MCA exempted RRBs from CCIs merger control regime

MCA exempted RRBs from CCIs merger control regime

21-07-2023

 

Latest Context:

Recently, the Ministry of Corporate Affairs (MCA) exempted Regional Rural Banks (RRBs) from Competition Commission of India’s (CCI) ‘merger related investigation’.

More about the news:

  • This exemption from merger related investigation will be available for 5 years.
  • Basically, the Competition Commission of India (CCI) has the responsibility to examine whether mergers or consolidation will lessen competition in the market or affect consumer interests.

About the Competition Commission of India (CCI)

  • CCI is a statutory body (established by an act).
  • It was established under the Competition Act of 2002, with the primary objective of promoting fair competition and ensuring the protection of consumers interests in India.
  • The CCI is responsible for enforcing competition laws and preventing anti-competitive practices in the Indian market.

 

About the Regional Rural Banks (RRBs)

  • RRBs are financial institutions that were established to fulfil the banking needs of rural areas.
  • They were created with the aim of promoting rural agriculture, trade, commerce, and other productive activities by providing credit and other banking facilities to the rural population.
  • They were established in 1975 on the recommendation of the Narsimhan Working Group.
  • RRBs are jointly owned by the Government of India, the concerned State Government, and the Sponsor Bank. The Sponsor Bank is usually a private commercial bank (like HDFC, ICICI etc) or a public sector bank (like SBI or PNB etc).
  • RRBs operate on a three-tier structure. At the top level, there is the National Bank for Agriculture and Rural Development (NABARD), which provides overall policy directions and refinancing facilities to RRBs. Under NABARD, there are State-level Rural Banks, and under them, there are Regional Rural Banks.
  • RRBs are required to meet specific priority sector lending targets set by the Reserve Bank of India (RBI). Priority sector lending includes lending to agriculture, micro, small and medium enterprises (MSMEs), education, housing, and other specified sectors that benefit the economically weaker sections of society.
  • The decision to exempt RRBs from the ‘merger related investigation’ is signalling towards the further consolidation of RRBs.

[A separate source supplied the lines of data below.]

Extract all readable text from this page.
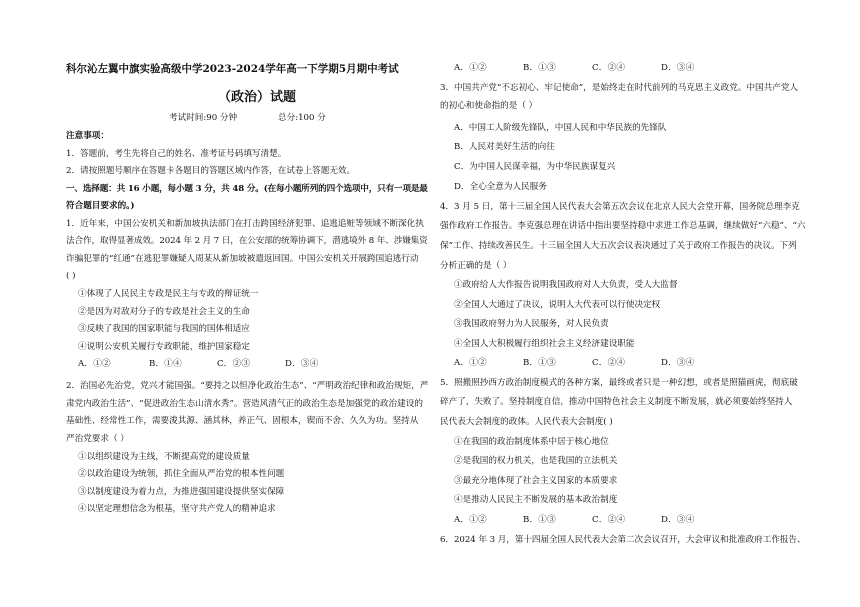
科尔沁左翼中旗实验高级中学2023-2024学年高一下学期5月期中考试
（政治）试题
考试时间:90 分钟	总分:100 分
注意事项：
1．答题前，考生先将自己的姓名、准考证号码填写清楚。
2．请按照题号顺序在答题卡各题目的答题区域内作答，在试卷上答题无效。
一、选择题：共 16 小题，每小题 3 分，共 48 分。(在每小题所列的四个选项中，只有一项是最
符合题目要求的。)
1．近年来，中国公安机关和新加坡执法部门在打击跨国经济犯罪、追逃追赃等领域不断深化执
法合作，取得显著成效。2024 年 2 月 7 日，在公安部的统筹协调下，潜逃境外 8 年、涉嫌集资
诈骗犯罪的“红通”在逃犯罪嫌疑人周某从新加坡被遣返回国。中国公安机关开展跨国追逃行动
( )
①体现了人民民主专政是民主与专政的辩证统一
②是因为对敌对分子的专政是社会主义的生命
③反映了我国的国家职能与我国的国体相适应
④说明公安机关履行专政职能，维护国家稳定
A．①②	B．①④	C．②③	D．③④
2．治国必先治党，党兴才能国强。“要持之以恒净化政治生态”、“严明政治纪律和政治规矩，严
肃党内政治生活”、“促进政治生态山清水秀”。营造风清气正的政治生态是加强党的政治建设的
基础性、经常性工作，需要浚其源、涵其林，养正气、固根本，锲而不舍、久久为功。坚持从
严治党要求（ ）
①以组织建设为主线，不断提高党的建设质量
②以政治建设为统领，抓住全面从严治党的根本性问题
③以制度建设为着力点，为推进强国建设提供坚实保障
④以坚定理想信念为根基，坚守共产党人的精神追求
A．①②	B．①③	C．②④	D．③④
3．中国共产党“不忘初心、牢记使命”，是始终走在时代前列的马克思主义政党。中国共产党人
的初心和使命指的是（ ）
A．中国工人阶级先锋队，中国人民和中华民族的先锋队
B．人民对美好生活的向往
C．为中国人民谋幸福，为中华民族谋复兴
D．全心全意为人民服务
4．3 月 5 日，第十三届全国人民代表大会第五次会议在北京人民大会堂开幕，国务院总理李克
强作政府工作报告。李克强总理在讲话中指出要坚持稳中求进工作总基调，继续做好“六稳”、“六
保”工作、持续改善民生。十三届全国人大五次会议表决通过了关于政府工作报告的决议。下列
分析正确的是（ ）
①政府给人大作报告说明我国政府对人大负责，受人大监督
②全国人大通过了决议，说明人大代表可以行使决定权
③我国政府努力为人民服务，对人民负责
④全国人大积极履行组织社会主义经济建设职能
A．①②	B．①③	C．②④	D．③④
5．照搬照抄西方政治制度模式的各种方案，最终或者只是一种幻想，或者是照猫画虎，彻底破
碎产了，失败了。坚持制度自信，推动中国特色社会主义制度不断发展，就必须要始终坚持人
民代表大会制度的政体。人民代表大会制度( )
①在我国的政治制度体系中居于核心地位
②是我国的权力机关，也是我国的立法机关
③最充分地体现了社会主义国家的本质要求
④是推动人民民主不断发展的基本政治制度
A．①②	B．①③	C．②④	D．③④
6．2024 年 3 月，第十四届全国人民代表大会第二次会议召开，大会审议和批准政府工作报告、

Background of the Consolidation of RRBs in India

  • Consolidation of Regional Rural Banks (RRBs) refers to the process of merging multiple RRBs to form a larger, stronger entity.
  • The objective of this consolidation is to improve the financial situation, operational efficiency, and overall performance of RRBs.
  • First Phase (2005): The first phase of consolidation of RRBs took place in 2005, where there were 196 RRBs. The Indian government decided to merge RRBs operating within the same state. The objective was to create larger RRBs with a stronger capital base and wider operational reach.
  • Second Phase (2009): The second phase of consolidation occurred in 2009. The primary aim was to improve the financial health of the banks and to create regional rural banks that could provide better banking services to the rural population.
  • Third Phase (2012-2013): In the third phase of consolidation, the government and the Reserve Bank of India (RBI) undertook efforts to attach selected RRBs with strong sponsor banks. This move was aimed at enhancing the operational efficiency and financial stability of RRBs.
  • Fourth Phase (2019): The fourth phase of consolidation occurred in 2019, where the government announced the merger of several RRBs to form strong RRBs. Currently, there are almost 43 RRBs.